Giocare a golf non è solo camminare lungo i fairways di un percorso, ma è anche cercare di mettersi in gioco ad ogni colpo, cercare di superare sempre se stessi, di migliorare ad ogni buca. Purtroppo facile da dire, non semplice da attuare.

Per i nostri eroi poi, di cui la maggior parte sono neofiti, cioè il golf lo vedono per la prima volta, il ferro o i ferri che il maestro mette loro in mano, sono cose nuove. Quindi da parte loro per divertirsi ci deve essere una buona voglia di capire. Capire come si tiene, come ci si posiziona sul terreno, come si fa il movimento, come si imbuca. E qui sulla prima gara il putting green, quel tappeto verde con tante buche per allenarsi, la cosa è anche abbastanza semplice, non certo intuitiva, ma… diventa più complesso quando nella gara di nove buche ti senti anche il peso della responsabilità che è quella di imbucare nel minor numero di colpi possibili per agevolare lo score del compagno e non distruggerlo.

Devo dire che in questi anni abbiamo sempre trovato dei giocatori che si sono divertiti perché forse si sono rivisti quando hanno cominciato e quindi sono stati molto carini con i neofiti, facendo veder loro la linea del tiro, spiegando un colpo per nulla facile fatto non solo di pendenze da capire, ma anche di forza. Infatti di solito non intuendo le distanze o sono cortissimi o sparano dei tiri lunghissimi anche se hanno fatto lezione prima con il maestro, ma i golfisti sanno che questo colpo al putt è frutto di tanta attenzione e di sensibilità che si acquisisce e…purtroppo a volte si perde, basta una mancanza di concentrazione pur piccola.

Ma veniamo al pomeriggio del 5 novembre quando in formula shot gun, quindi ogni team da una buca diversa, i nostri eroi sono partiti per giocare in coppia con i giocatori del circolo del Castello di Tolcinasco.

Certo che in breve, forse per farli divertire un po’ per trasmettere loro il piacere di uno swing abbiamo notato, nelle belle foto di Cristiana, che la maggior parte non si è limitata al gioco con il putter, ma hanno provato ferri, legni… un po’ di tutto.
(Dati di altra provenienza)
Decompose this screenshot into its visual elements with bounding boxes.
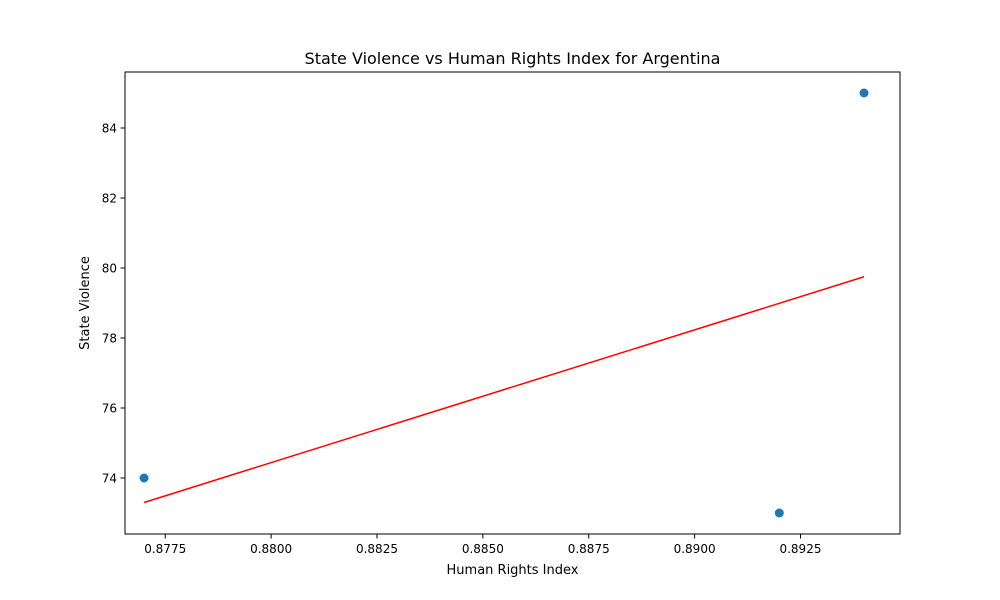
x-axis-ticks: 0.8775 0.8800 0.8825 0.8850 0.8875 0.8900 0.89… (144, 534, 821, 556)
x-tick-label: 0.8925 (779, 542, 821, 556)
y-tick-label: 74 (102, 472, 117, 486)
trend-line (143, 276, 865, 504)
x-tick-label: 0.8850 (462, 542, 504, 556)
y-tick-label: 84 (102, 122, 117, 136)
x-axis-label: Human Rights Index (447, 563, 579, 578)
y-axis-ticks: 74 76 78 80 82 84 (102, 122, 125, 486)
y-tick-label: 82 (102, 192, 117, 206)
chart-title: State Violence vs Human Rights Index for… (305, 49, 721, 68)
x-tick-label: 0.8900 (674, 542, 716, 556)
y-axis-label: State Violence (78, 256, 93, 350)
x-tick-label: 0.8825 (356, 542, 398, 556)
x-tick-label: 0.8800 (250, 542, 292, 556)
x-tick-label: 0.8875 (568, 542, 610, 556)
plot-frame (124, 71, 901, 535)
data-point-2 (774, 508, 784, 518)
data-point-1 (139, 473, 149, 483)
y-tick-label: 76 (102, 402, 117, 416)
data-point-3 (859, 88, 869, 98)
y-tick-label: 80 (102, 262, 117, 276)
plot-area (124, 71, 901, 535)
y-tick-label: 78 (102, 332, 117, 346)
x-tick-label: 0.8775 (144, 542, 186, 556)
Il dare il cinque o batti il cinque, in questa gara l’abbiamo visto ripercuotersi di team in team per trasmettere la soddisfazione del colpo effettuato. Così il gesto tipicamente statunitense, della cui origine sono state formulate diverse teorie e che, in Italia, cominciò a diffondersi negli anni ottanta, forse attraverso le trasmissioni delle partite di pallacanestro NBA che ebbero una certa popolarità tra i più giovani, ecco che l’espressione “dammi il cinque di Jovanotti, con uno dei suoi primi successi, “Gimme five” lo abbiamo visto anche sul percorso di Tolcinasco. Vuol dire che si divertivano e lo hanno dimostrato al rientro, quindi questo evento non solo serve a portare gli uomini della ristorazione per un giorno fuori dalle porte del loro ristorante, ma oltre ad essere nel verde, è far la conoscenza con altri appassionati di uno sport come il golf che rende piacevole il contest, se poi aggiungiamo che gli chef possono poi, almeno alcuni, farsi poi conoscere nella loro identità di appassionati di cucina, e professionisti in quel campo, ecco mi pare che sia veramente un buon connubio.

Alta Cucina, Grande Ristorazione e il Golf sono elementi che parlano sempre la lingua di appassionati, di voglia di far bene, di raggiungere dei traguardi, lo chef le varie stelle o guide che in questo periodo continuano ad uscire, i golfisti abbassare il loro hcp, handicap, cioé differenza tre il loro gioco in numeri di colpi eseguiti ed il numero previsto dal percorso su cui giocano! Sempre una questione di sfida con se stessi, quella che la vita ti sottopone ogni giorno e che dobbiamo subire e vincere!

Allora alla prossima sfida sul green attendendo il nuovo calendario Chef in Green – Chef on the Green!